Lula acrescentou que não se trata apenas de prevenir efeitos negativos, mas de definir quem participa da construção do futuro digital e quem será deixado à margem desse processo. Ele associou o debate sobre a regulamentação das chamadas “big techs” — as gigantes de tecnologia global — à salvaguarda de direitos humanos, proteção de privacidade e à necessidade de modelos de negócio que não se sustentem na exploração massiva de dados pessoais e na monetização de conteúdos sensacionalistas que, segundo ele, alimentam polarização e desinformação.

A manipulação de conteúdos falsos por meio de IA foi outro ponto crítico citado pelo presidente. Lula alertou que sistemas que geram ou amplificam desinformação podem distorcer processos eleitorais, corroer confiança pública e fragilizar instituições democráticas — questões que, segundo ele, estão diretamente ligadas à necessidade de uma governança internacional mais robusta e inclusiva.

O presidente brasileiro destacou ainda que o Brasil já avança na discussão nacional sobre marcos legais para IA, incluindo debates no Congresso Nacional e a implementação de iniciativas como o Plano Brasileiro de Inteligência Artificial, lançado no ano anterior com foco em modernização do setor público, geração de emprego e atração de investimentos em centros de dados.

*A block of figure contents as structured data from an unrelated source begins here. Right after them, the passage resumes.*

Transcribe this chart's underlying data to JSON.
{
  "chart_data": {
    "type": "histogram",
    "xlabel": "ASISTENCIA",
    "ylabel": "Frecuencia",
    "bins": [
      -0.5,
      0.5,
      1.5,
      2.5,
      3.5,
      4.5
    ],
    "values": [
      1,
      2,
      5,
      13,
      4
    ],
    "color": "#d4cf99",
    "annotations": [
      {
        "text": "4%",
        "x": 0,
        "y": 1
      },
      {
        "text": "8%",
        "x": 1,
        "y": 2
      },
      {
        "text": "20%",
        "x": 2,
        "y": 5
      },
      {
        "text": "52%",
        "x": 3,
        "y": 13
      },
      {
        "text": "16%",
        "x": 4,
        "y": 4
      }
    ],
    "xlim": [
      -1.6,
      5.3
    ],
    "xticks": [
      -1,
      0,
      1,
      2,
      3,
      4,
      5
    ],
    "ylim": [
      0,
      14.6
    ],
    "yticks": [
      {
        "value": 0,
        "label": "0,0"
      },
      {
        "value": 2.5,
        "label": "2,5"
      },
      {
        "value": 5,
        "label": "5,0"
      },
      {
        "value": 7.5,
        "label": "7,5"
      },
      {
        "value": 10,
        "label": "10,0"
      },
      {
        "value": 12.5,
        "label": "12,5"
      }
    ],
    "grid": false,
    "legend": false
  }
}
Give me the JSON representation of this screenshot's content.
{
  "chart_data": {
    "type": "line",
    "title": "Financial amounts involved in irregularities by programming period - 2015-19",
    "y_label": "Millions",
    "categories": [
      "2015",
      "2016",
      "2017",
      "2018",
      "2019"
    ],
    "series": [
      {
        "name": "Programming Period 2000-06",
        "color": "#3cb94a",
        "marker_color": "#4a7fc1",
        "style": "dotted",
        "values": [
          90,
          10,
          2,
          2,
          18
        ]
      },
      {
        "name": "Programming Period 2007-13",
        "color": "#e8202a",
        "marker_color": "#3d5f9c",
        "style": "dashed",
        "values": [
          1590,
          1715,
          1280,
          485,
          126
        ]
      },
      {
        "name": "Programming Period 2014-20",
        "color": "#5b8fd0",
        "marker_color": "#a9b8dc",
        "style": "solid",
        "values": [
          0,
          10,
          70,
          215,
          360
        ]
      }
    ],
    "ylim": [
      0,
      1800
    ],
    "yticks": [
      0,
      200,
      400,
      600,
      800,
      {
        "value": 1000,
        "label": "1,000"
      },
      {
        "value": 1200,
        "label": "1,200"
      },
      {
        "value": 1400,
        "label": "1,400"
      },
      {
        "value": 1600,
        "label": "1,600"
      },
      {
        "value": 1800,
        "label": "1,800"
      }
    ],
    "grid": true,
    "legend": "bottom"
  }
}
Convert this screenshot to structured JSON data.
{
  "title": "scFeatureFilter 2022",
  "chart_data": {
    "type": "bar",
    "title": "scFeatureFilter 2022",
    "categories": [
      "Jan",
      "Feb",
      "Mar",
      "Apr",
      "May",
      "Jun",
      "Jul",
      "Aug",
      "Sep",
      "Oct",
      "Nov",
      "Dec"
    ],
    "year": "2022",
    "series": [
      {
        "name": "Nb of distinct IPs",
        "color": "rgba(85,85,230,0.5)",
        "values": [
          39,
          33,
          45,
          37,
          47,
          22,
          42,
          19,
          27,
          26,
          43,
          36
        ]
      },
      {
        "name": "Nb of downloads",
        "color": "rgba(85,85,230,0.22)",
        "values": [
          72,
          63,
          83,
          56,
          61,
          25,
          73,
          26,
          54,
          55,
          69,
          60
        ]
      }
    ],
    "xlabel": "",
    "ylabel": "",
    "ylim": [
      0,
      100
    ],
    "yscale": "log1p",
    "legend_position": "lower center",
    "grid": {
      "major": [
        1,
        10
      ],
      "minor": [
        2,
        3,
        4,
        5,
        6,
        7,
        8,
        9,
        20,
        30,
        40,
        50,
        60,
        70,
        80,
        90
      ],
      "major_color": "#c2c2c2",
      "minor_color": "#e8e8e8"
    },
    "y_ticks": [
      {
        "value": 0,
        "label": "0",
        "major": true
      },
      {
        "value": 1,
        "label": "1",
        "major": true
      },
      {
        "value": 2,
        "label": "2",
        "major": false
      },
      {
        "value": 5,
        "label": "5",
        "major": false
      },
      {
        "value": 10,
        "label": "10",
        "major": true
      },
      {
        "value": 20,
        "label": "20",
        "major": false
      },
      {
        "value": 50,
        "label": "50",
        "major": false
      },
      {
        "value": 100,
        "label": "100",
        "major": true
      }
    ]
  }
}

No plano internacional, Lula referiu-se também às discussões realizadas em outros fóruns multilaterais, como os BRICS e a Parceria Global em Inteligência Artificial, enfatizando que nenhuma dessas plataformas isoladamente substitui o papel universal das Nações Unidas na construção de regras globais que realmente abarquem os interesses de países em desenvolvimento.

O contexto no qual a fala do presidente se insere é o da própria cúpula em Nova Délhi, que representa mais um esforço global para enfrentar os desafios socioeconômicos e geopolíticos da IA. Organizada pela Índia, que atua como presidente rotativa do bloco BRICS neste ano, a cúpula tenta equilibrar visões diversas sobre regulação, uso ético e governança da tecnologia. Líderes de outros países também alertaram para perigos semelhantes: o secretário-geral da ONU advertiu que a IA não deve ser deixada “à mercê de poucos bilionários”, enquanto chefes de Estado europeus enfatizaram a necessidade de proteger mercados locais e soberania de dados.

Especialistas observam que a cúpula surge em um momento de intensificação da corrida tecnológica global, onde as potências hegemônicas — notadamente Estados Unidos e China — disputam liderança em IA, impulsionando investimentos bilionários em infraestrutura e modelos avançados. Essa dinâmica levanta questões sobre como equilibrar competição, inovação, inclusão social e direitos democráticos em um quadro global que ainda carece de normas efetivas compartilhadas.

A participação brasileira na cúpula e o teor do discurso do presidente Lula representam uma tentativa de colocar a soberania tecnológica, equidade global e governança democrática da IA no centro das prioridades de política internacional — principalmente em fóruns onde os países do Sul Global buscam ampliar sua voz e influência frente aos blocos dominantes.